Plus qu’une surprise, Texas Tech et Virginia offrent un National Championship unique

Le Final Four a laissé les observateurs sur leur faim par le manque de spectacle en comparaison d’un Elite 8 dantesque. Mais bien plus que cet aspect-ci, Texas Tech et Virginia se sont qualifiés pour le National Championship avec le statut de « marque » mineure dans le monde du basketball universitaire.

On ne va se le cacher : l’inspiration n’atteint pas des niveaux hallucinants lorsque l’on jette un premier coup d’oeil à cette finale nationale.

Les futurs joueurs professionnels ne sont pas légion, les identités de jeu ne sont pas des plus spectaculaires (bien au contraire) et tout suiveur occasionnel ne connait pas la moitié des protagonistes.
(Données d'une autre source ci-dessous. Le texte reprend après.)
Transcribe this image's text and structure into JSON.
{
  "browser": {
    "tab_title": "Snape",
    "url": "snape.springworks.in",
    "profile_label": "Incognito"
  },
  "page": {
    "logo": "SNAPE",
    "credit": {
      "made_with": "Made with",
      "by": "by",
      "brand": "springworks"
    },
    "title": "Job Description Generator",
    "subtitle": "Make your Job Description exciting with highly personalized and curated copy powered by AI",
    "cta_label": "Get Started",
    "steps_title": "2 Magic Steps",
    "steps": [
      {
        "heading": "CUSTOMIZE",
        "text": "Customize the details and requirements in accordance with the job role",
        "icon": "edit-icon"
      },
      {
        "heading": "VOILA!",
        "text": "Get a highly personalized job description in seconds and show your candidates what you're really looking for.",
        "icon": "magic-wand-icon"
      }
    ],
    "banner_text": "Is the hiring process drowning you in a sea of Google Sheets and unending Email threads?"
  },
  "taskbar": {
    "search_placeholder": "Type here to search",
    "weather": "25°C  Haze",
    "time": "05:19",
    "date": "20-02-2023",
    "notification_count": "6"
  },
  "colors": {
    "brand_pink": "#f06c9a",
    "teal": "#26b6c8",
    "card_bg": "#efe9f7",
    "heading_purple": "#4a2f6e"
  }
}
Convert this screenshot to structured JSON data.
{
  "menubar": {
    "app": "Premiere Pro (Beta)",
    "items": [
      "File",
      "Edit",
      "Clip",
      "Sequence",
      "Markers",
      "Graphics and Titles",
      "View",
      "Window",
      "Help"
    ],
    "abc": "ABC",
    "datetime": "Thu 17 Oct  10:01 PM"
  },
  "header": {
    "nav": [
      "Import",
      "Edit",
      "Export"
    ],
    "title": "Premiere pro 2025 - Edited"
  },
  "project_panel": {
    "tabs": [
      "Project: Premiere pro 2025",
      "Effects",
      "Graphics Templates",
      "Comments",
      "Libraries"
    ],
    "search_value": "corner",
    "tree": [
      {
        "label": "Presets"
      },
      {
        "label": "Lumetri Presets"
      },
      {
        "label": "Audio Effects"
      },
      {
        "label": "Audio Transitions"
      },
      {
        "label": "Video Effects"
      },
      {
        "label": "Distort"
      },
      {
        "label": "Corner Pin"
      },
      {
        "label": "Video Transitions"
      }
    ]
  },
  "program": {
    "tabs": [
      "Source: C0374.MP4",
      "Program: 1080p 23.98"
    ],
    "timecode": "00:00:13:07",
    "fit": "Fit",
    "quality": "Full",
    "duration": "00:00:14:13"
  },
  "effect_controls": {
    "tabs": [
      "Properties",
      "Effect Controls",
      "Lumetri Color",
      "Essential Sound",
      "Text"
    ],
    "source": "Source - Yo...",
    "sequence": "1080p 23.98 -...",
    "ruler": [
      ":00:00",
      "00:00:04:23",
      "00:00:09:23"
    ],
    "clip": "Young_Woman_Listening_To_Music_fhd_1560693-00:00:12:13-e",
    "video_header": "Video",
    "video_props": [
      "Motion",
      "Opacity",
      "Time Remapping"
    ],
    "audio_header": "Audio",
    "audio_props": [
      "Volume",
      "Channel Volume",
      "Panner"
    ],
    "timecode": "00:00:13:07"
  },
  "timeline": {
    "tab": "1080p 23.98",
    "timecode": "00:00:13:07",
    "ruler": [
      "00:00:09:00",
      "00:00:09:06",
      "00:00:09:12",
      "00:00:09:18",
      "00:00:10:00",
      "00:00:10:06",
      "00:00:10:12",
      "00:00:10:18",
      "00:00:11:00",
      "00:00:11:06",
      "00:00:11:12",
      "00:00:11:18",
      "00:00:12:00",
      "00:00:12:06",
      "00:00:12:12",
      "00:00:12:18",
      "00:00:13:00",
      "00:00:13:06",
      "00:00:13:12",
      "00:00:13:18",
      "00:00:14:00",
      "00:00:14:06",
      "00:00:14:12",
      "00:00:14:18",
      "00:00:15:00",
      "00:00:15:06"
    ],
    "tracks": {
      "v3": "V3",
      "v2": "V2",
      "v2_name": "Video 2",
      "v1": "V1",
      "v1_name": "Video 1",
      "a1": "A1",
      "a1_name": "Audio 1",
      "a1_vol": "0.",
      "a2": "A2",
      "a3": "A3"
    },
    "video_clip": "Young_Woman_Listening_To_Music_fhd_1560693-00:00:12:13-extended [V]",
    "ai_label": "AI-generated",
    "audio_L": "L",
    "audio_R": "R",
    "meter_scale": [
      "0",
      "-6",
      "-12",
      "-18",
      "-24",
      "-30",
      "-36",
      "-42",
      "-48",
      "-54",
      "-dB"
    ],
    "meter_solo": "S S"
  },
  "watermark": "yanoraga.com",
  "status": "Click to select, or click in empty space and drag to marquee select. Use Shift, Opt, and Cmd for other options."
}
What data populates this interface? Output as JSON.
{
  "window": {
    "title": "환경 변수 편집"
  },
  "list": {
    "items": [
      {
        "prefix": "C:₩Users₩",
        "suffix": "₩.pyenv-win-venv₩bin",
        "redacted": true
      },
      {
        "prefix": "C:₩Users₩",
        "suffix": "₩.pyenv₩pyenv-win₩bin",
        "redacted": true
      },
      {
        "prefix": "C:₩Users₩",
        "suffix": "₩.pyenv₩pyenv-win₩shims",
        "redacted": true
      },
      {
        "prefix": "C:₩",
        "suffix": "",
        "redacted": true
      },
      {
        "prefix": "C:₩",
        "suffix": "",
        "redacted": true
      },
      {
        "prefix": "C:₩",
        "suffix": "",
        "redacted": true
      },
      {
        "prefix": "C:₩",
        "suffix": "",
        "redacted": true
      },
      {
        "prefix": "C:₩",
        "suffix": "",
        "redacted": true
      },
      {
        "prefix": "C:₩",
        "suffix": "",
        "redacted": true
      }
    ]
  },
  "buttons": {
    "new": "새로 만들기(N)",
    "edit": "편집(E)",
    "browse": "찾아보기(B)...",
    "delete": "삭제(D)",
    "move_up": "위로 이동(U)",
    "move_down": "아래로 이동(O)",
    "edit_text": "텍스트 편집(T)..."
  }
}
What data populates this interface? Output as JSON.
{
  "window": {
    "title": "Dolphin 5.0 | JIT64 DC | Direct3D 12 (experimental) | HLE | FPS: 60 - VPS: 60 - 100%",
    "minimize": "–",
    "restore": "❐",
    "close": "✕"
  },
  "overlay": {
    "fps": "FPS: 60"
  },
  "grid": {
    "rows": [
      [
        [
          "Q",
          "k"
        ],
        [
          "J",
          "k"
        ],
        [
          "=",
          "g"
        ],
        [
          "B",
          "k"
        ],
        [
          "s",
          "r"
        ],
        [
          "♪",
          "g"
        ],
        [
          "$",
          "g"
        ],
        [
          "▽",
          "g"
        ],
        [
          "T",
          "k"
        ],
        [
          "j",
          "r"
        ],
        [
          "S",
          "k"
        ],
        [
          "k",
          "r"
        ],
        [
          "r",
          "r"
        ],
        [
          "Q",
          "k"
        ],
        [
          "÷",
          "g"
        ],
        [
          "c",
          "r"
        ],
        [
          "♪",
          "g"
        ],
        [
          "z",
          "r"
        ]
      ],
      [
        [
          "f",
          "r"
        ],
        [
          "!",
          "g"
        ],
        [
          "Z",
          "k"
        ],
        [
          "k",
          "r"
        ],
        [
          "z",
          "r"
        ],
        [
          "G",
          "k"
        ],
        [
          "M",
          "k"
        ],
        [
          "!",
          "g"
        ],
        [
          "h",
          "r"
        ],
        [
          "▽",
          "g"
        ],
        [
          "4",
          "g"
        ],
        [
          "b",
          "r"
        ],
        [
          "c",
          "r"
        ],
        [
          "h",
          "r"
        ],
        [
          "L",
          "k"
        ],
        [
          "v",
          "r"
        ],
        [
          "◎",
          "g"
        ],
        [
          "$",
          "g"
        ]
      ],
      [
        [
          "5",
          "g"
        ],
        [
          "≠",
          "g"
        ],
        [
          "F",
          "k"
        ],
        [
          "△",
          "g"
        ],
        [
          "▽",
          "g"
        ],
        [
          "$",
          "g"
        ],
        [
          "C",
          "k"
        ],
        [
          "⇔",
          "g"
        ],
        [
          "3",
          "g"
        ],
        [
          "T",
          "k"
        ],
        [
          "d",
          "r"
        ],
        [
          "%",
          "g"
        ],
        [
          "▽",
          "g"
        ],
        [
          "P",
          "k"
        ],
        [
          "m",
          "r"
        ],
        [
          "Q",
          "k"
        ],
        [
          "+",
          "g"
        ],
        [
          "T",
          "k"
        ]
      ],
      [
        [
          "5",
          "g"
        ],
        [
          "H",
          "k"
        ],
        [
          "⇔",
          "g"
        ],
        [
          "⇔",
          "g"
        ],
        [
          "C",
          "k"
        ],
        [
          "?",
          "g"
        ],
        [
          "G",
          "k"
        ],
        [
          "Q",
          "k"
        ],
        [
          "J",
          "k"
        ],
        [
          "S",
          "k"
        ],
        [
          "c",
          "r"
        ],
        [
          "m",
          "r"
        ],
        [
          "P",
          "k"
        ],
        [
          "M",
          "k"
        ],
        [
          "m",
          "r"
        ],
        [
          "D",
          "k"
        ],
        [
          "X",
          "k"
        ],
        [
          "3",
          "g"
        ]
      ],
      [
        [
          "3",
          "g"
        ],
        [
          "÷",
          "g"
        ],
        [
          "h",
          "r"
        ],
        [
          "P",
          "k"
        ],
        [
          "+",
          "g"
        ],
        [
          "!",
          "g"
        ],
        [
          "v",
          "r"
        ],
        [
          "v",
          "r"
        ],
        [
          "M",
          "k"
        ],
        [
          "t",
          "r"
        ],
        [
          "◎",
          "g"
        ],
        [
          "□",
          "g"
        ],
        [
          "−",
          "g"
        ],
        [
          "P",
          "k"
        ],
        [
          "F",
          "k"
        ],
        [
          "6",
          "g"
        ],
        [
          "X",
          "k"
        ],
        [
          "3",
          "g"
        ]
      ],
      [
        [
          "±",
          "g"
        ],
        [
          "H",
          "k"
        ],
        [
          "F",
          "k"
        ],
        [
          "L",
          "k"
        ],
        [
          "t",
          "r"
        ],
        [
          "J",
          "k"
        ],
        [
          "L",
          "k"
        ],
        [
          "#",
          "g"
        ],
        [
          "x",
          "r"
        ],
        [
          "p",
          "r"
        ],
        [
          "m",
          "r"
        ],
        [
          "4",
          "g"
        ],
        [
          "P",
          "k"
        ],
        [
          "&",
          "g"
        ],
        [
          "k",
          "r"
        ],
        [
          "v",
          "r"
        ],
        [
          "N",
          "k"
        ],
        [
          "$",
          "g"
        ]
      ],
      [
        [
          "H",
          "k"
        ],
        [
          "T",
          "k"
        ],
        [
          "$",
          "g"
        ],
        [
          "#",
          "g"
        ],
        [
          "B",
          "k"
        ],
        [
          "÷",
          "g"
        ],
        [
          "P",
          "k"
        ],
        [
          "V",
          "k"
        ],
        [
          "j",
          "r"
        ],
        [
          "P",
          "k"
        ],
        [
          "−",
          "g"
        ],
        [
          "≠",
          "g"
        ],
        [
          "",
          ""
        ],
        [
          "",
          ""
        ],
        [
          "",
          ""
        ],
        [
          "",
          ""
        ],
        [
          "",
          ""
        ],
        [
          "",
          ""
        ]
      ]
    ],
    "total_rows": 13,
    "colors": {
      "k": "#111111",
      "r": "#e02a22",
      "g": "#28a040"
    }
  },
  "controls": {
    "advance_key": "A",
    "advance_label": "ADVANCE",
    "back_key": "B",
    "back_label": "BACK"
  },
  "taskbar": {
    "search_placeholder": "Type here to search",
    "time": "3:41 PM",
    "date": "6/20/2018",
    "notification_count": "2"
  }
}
Et pourtant, ce sont bien ces aspects qui rendent ce National Championship unique en son genre.

Cette finale doit parler à tout supporter invétéré de basketball universitaire, car, elle met en avant tous les pans qui construisent la spécificité du sport : des « X and O’s » exacerbés, des hommes particuliers et une philosophie à l’opposée des cadres actuels.

 

40 ans plus tard, un affrontement entre deux petits nouveaux

 

Le NCAA Tournament, aujourd’hui surnommé « March Madness » à raison, existe depuis 1939. 80 ans d’histoire et 35 équipes championnes. Mais seulement 9 universités se partagent 45 des 80 titres et l’on est habitué aujourd’hui à retrouver les « bluebloods » dans la conversation pour le titre à chaque saison.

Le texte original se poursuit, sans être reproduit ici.